In this cross-sectional study, BMI was significantly low in women with low BMD than controls which is in agreement with other studies (Al-Daghri et al., 2017; Palermo et al., 2017). Also, there was no significant correlation between BMD in lumbar bone and vitamin K intake in both groups. In a population-based prospective study in peri-menopausal Danish women, vitamin K1 intake’s role on BMD or fracture risk was not seen (Rejnmark et al., 2006). Other studies found that reduced vitamin K intake is related with low BMD (Booth et al., 2003a; Bullo et al., 2011). Our results showed that women with low BMD had low vitamin K level than women with normal BMD but wasn’t significant. This result was similar to Kanai et al. study (Kanai et al., 1997). In our study, osteocalcin was higher in the low BMD group than the normal group which is similar to another study (Singh et al., 2015; Zupan et al., 2012). The production of osteocalcin by osteoblast in bone formation and its mechanism is still not clear (Al-Daghri et al., 2017). In addition, no significant correlation was found between dietary vitamin K and osteocalcin. Vitamin K supplementation’s effect on osteocalcin is not consistent. These results could be because osteocalcin synthesis does not rely solely on vitamin K consumption but more so in hormones, for example 1, 25-dihydroxyvitamin D3 and glucocorticoids (Gundberg et al., 2012). Also, we didn’t find a significant association between CTX as a resorption marker and dietary vitamin K.
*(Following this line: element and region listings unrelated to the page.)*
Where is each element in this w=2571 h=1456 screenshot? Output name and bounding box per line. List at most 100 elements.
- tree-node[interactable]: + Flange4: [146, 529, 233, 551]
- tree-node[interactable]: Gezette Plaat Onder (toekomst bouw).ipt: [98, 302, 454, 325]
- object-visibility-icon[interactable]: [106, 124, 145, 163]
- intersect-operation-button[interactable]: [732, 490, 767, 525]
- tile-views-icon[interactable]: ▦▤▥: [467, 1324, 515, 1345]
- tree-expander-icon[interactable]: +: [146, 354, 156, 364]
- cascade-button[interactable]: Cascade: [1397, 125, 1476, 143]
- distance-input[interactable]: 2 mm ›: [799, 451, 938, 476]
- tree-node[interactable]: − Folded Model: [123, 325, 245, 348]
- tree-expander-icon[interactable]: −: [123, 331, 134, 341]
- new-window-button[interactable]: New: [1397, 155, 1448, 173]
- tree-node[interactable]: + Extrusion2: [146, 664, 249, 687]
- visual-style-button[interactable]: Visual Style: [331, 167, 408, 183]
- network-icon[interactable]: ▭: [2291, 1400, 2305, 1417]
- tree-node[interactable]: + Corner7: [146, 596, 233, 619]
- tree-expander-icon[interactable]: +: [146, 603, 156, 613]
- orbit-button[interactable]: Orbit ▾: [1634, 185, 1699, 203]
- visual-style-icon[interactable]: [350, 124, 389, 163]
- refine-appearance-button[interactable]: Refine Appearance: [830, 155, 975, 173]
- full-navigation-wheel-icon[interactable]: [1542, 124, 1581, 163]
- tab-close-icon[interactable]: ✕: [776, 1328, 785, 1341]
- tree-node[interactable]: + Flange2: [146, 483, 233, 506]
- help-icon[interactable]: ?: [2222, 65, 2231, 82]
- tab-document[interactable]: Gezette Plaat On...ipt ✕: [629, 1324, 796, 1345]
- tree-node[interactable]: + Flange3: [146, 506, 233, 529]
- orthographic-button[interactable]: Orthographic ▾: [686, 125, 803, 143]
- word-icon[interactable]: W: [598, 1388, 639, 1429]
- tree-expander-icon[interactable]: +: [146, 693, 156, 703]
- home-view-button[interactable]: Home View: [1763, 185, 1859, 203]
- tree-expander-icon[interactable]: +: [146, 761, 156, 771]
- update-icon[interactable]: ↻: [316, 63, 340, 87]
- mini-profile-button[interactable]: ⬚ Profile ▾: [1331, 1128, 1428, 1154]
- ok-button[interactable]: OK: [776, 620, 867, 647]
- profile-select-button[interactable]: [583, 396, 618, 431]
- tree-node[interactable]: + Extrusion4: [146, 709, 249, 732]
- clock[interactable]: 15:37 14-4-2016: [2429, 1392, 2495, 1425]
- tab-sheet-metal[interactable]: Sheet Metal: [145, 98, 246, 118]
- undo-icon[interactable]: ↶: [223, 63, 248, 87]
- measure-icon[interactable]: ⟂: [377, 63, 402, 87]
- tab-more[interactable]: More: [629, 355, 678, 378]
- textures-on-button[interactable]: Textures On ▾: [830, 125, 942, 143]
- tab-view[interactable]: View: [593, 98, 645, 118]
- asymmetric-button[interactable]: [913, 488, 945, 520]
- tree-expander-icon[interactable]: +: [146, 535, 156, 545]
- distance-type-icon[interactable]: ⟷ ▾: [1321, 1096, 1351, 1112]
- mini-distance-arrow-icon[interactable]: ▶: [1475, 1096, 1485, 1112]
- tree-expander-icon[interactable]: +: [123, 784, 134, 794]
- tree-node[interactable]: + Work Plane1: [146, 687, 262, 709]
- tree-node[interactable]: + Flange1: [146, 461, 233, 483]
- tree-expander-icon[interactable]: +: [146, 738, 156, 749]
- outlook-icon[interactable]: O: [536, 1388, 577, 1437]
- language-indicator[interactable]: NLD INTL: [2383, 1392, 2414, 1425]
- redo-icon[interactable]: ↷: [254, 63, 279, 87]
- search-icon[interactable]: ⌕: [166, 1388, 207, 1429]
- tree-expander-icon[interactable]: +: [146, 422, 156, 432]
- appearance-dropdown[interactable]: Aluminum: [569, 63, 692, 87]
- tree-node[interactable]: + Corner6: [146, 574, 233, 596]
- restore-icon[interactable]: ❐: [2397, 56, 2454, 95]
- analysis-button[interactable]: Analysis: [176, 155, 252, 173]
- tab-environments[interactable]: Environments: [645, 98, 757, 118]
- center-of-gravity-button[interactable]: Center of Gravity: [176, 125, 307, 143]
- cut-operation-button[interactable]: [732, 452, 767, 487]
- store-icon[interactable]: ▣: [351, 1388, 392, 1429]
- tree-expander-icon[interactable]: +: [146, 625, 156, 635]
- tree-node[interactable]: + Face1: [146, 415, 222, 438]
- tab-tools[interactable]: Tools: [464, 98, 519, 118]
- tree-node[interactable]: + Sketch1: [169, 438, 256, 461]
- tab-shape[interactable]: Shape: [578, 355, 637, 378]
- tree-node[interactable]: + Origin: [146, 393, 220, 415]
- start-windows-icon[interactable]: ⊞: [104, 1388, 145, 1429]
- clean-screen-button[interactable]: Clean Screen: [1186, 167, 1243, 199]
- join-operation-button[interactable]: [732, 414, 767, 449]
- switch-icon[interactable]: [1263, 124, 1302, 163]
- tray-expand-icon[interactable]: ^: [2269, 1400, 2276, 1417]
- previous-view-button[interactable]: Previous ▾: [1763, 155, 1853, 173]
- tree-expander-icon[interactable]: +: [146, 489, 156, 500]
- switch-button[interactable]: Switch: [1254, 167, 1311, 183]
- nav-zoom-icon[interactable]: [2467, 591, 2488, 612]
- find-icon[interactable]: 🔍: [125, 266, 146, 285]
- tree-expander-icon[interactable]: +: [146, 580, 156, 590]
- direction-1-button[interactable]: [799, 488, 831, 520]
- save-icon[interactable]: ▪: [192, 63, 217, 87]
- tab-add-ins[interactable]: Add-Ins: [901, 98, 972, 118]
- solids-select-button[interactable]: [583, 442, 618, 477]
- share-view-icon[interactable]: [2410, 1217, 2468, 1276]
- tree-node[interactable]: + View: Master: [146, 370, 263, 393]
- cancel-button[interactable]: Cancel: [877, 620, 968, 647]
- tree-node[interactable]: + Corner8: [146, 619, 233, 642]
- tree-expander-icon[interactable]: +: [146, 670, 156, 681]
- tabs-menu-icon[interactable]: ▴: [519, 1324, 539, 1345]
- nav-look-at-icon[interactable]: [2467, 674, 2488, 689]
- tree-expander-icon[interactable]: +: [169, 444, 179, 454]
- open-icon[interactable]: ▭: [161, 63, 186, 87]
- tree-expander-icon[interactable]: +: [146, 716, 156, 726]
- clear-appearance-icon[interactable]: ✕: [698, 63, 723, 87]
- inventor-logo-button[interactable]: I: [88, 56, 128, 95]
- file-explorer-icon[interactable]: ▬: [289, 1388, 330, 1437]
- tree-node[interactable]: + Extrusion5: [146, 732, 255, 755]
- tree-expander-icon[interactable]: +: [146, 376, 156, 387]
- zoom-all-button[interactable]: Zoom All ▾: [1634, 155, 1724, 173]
There some limitations in this study. First, the sample size was adequate but small and this may limit generalizability of findings. Second, the study was of short duration. Despite these limitations, the findings are robust and is the first to report the dietary vitamin K status in relation to bone markers among Arab women.
5 Conclusion
In summary, dietary vitamin K along with vitamin D and calcium intake were way below the recommended dietary levels in a group of adult Saudi females. No significant correlation was seen between vitamin K intake and BMD among the women. While low levels of vitamin K intake are not associated with bone markers (ucOC and CTX), it was significantly associated with inflammatory markers, suggesting that its effects in BMD maybe indirectly due to its association with inflammation.
Acknowledgements
The authors highly acknowledge the participation of the individuals in their study and they are also highly grateful to the Chair for Biomarkers of Chronic Diseases, Biochemistry Department, College of Science, King Saud University, and Deanship of Scientific Research in King Saud University, Riyadh, KSA for the technical support.
Declaration of Competing Interest
The authors declare that they have no known competing financial interests or personal relationships that could have appeared to influence the work reported in this paper.